My father had been dead for eight years at that time.  She was completely herself and lucid during the day at that point and her question caught me completely off guard. I didn’t know how to respond. Should I tell her the truth or go along with her delusion? I stumbled my way through it that night by reminding her that he had died. She looked surprised and was very upset, especially that no one had told her about his death.  The question resurfaced again and again in addition to others over the next six months.

Sometimes I merely said, “He’s out” and she would go back to what she was doing. Other times she would push and insist until I told her the truth and then she would cry, each time experiencing his death like it had just happened. Dementia is usually caused by illness or mini strokes that have damaged a person’s brain cells. Sundowning is thought to be caused by correspondent damage of the person’s circadian rhythms, which is the internal clock that regulates the body’s physiological activities over a twenty-four hour period.

There are several things you can do to try to minimize the effects of sundowning. Here are a few:

  • Keep the person active and awake during the day as much as possible. It makes it easier for them to fall asleep in the evening.
  • Plan activities during morning hours and keep the afternoon activities calm and simple.
  • When possible make sure the person receives morning sunlight and increase interior light before dusk.
  • Keep your loved ones life and surroundings simple and uncluttered. A sudden change can make it worse.
  • Sometimes confusion can be caused or aggravated by dehydration or hunger. Often the elderly turn away from food and drink, increasing the likelihood of deficiencies.
  • UTI infections and other illnesses may cause sundowning and/or hallucinations.
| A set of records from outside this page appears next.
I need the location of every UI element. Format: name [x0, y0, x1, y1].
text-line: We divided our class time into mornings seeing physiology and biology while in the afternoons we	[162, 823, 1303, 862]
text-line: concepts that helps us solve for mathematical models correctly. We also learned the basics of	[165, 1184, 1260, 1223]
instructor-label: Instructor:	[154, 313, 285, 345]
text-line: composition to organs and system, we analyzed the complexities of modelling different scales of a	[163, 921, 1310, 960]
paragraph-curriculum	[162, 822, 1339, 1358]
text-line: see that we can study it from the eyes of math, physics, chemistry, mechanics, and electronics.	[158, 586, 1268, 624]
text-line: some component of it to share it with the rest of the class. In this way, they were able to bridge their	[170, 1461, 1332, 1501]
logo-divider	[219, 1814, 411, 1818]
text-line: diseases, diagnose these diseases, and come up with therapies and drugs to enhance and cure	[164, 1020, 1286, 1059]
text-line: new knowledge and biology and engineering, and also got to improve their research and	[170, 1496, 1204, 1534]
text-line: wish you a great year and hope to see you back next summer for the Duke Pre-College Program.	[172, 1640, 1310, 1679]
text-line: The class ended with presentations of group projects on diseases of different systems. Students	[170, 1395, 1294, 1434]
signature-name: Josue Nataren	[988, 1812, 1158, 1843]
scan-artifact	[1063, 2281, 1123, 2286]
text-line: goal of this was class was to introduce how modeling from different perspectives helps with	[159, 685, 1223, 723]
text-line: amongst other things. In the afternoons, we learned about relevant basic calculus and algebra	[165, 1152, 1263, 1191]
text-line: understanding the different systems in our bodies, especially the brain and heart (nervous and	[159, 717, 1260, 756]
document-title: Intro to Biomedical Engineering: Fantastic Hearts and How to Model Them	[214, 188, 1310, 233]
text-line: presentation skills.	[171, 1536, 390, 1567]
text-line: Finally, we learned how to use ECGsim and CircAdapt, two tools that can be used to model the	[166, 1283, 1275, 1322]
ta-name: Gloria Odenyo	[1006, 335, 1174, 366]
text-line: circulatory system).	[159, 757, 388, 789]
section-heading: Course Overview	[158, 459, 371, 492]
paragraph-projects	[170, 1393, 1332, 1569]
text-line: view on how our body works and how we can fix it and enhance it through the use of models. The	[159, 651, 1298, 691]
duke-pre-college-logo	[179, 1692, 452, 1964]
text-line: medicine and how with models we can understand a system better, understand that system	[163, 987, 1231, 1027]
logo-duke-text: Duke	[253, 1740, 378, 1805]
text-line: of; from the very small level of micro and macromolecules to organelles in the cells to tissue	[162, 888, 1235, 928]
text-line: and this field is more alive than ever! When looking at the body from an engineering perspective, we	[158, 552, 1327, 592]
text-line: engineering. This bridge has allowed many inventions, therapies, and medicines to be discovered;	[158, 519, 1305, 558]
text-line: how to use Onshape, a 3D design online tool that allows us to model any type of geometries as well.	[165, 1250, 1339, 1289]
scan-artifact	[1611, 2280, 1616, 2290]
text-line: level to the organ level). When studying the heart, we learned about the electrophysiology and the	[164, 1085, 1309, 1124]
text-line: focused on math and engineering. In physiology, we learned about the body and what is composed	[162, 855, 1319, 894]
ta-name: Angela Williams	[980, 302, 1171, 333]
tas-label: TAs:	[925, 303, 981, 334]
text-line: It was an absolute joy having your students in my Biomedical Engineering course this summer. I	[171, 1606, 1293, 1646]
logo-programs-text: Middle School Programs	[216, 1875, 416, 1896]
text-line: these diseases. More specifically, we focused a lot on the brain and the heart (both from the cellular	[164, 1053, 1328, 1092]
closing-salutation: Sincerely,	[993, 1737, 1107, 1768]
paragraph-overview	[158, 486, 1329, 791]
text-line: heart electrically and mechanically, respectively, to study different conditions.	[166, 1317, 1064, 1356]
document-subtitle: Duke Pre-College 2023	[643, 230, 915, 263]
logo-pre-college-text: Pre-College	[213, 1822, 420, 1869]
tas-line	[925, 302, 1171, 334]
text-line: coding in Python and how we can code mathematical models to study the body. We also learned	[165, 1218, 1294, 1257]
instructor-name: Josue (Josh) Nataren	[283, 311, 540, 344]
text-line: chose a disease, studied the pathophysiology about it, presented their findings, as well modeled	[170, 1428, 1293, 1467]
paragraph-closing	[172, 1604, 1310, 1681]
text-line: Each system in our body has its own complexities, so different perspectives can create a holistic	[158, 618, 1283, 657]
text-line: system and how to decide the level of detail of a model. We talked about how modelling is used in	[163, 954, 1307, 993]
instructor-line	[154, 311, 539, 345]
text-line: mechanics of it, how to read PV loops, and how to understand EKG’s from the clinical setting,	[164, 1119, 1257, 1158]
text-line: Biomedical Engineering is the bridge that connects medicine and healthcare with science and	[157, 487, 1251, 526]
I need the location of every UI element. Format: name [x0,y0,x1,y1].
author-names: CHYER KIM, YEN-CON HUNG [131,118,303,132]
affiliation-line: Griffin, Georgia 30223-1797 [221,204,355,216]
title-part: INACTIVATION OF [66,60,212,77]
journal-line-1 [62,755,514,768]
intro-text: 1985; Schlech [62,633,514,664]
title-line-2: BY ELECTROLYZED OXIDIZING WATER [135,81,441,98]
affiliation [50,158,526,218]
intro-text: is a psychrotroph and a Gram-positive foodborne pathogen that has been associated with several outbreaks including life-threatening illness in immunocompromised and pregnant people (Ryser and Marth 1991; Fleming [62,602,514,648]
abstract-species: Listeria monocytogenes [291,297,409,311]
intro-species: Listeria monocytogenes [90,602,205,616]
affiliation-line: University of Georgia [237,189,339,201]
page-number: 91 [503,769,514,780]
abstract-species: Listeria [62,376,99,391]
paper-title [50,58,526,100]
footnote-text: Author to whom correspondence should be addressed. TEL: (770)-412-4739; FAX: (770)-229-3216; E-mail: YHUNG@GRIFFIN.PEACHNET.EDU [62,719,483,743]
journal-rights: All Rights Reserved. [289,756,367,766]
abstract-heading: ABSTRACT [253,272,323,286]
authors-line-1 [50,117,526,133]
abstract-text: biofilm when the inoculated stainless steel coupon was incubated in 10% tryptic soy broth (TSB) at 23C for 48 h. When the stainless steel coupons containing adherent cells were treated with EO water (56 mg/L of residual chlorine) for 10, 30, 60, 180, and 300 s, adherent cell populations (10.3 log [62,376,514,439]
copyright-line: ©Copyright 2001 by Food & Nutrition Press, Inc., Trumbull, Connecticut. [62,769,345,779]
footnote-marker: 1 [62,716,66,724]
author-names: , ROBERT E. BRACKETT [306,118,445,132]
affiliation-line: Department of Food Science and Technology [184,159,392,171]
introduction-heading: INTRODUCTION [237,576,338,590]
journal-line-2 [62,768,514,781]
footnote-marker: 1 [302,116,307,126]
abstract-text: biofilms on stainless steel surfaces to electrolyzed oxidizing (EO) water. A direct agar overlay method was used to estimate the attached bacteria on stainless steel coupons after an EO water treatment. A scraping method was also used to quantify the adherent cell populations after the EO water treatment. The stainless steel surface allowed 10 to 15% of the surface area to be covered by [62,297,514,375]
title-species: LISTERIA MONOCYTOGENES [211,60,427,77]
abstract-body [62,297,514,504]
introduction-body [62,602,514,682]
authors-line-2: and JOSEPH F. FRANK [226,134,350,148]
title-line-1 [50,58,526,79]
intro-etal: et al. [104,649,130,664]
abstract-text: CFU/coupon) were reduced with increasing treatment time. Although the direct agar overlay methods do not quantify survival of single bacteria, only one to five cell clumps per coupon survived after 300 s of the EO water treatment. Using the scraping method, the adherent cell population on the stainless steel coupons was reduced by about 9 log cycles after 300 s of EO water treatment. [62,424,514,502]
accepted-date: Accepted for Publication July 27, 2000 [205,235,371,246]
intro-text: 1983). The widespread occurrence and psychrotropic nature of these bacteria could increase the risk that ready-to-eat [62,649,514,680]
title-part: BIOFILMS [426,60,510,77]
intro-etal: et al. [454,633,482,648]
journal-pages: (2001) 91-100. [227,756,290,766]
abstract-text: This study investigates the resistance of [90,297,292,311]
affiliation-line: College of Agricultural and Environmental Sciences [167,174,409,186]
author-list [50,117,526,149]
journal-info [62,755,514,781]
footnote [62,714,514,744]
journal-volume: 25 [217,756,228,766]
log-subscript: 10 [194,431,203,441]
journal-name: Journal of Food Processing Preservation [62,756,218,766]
This is an excerpt from my book Caring for Mom.

3 Comments leave one →
  1. ROUPERT SESE permalink
    August 14, 2010 8:20 pm

    My Dad passed away at 87. My mom at 79. Am 64 as I write this. My first time to hear
    (or learn) the word ‘sundowning’ and it’s meaning. I’d like to learn more about the subject
    so I may be able to write about it extensively and open the consciousness of others who may have been experiencing this ‘event’ actively or passively without them knowing anything
    about it. I’d like to help ease whatever difficulty it is they may be experiencing as a result
    of this. Am a tv soap writer. Recommend any readings?
    Thank you very much.

    • October 12, 2012 4:43 am

      Roupert, I dont know whether this helps, but sundowning is a phenomena understood by the Vedic peoples for thousands of years. It disturbs even those who are not older, afflicted by tragedy or illness. Its the uneasy “crossover” time and the body’s internal rhythms slow down, requiring some ease and assistance. So – they devised simple rituals which must be performed during these few minutes. The ringing of a small bell…the lighting of a small lamp or two…the aroma of sandalwood incense, joss sticks…the placing of a few beautiful flowers…and a couple of lines of prayer. Soothing the mind with such focussed acts takes one across – and eventually, even the habitual visualization of this ritual keeps us “safe”…the mind kicks in automatically and habitually at the correct time.
      Good luck with your aspiration to help…its a great thought..

  2. Lugar and Company permalink
    November 24, 2012 1:36 pm

    Thank you for sharing! I am looking for ways to smile (and there are many!) as we care for my wonderful father, who is 90! He is so kind. You may find some interest in my recent post on creating (with vintage hankies) and caring for the elderly. Blessings to you!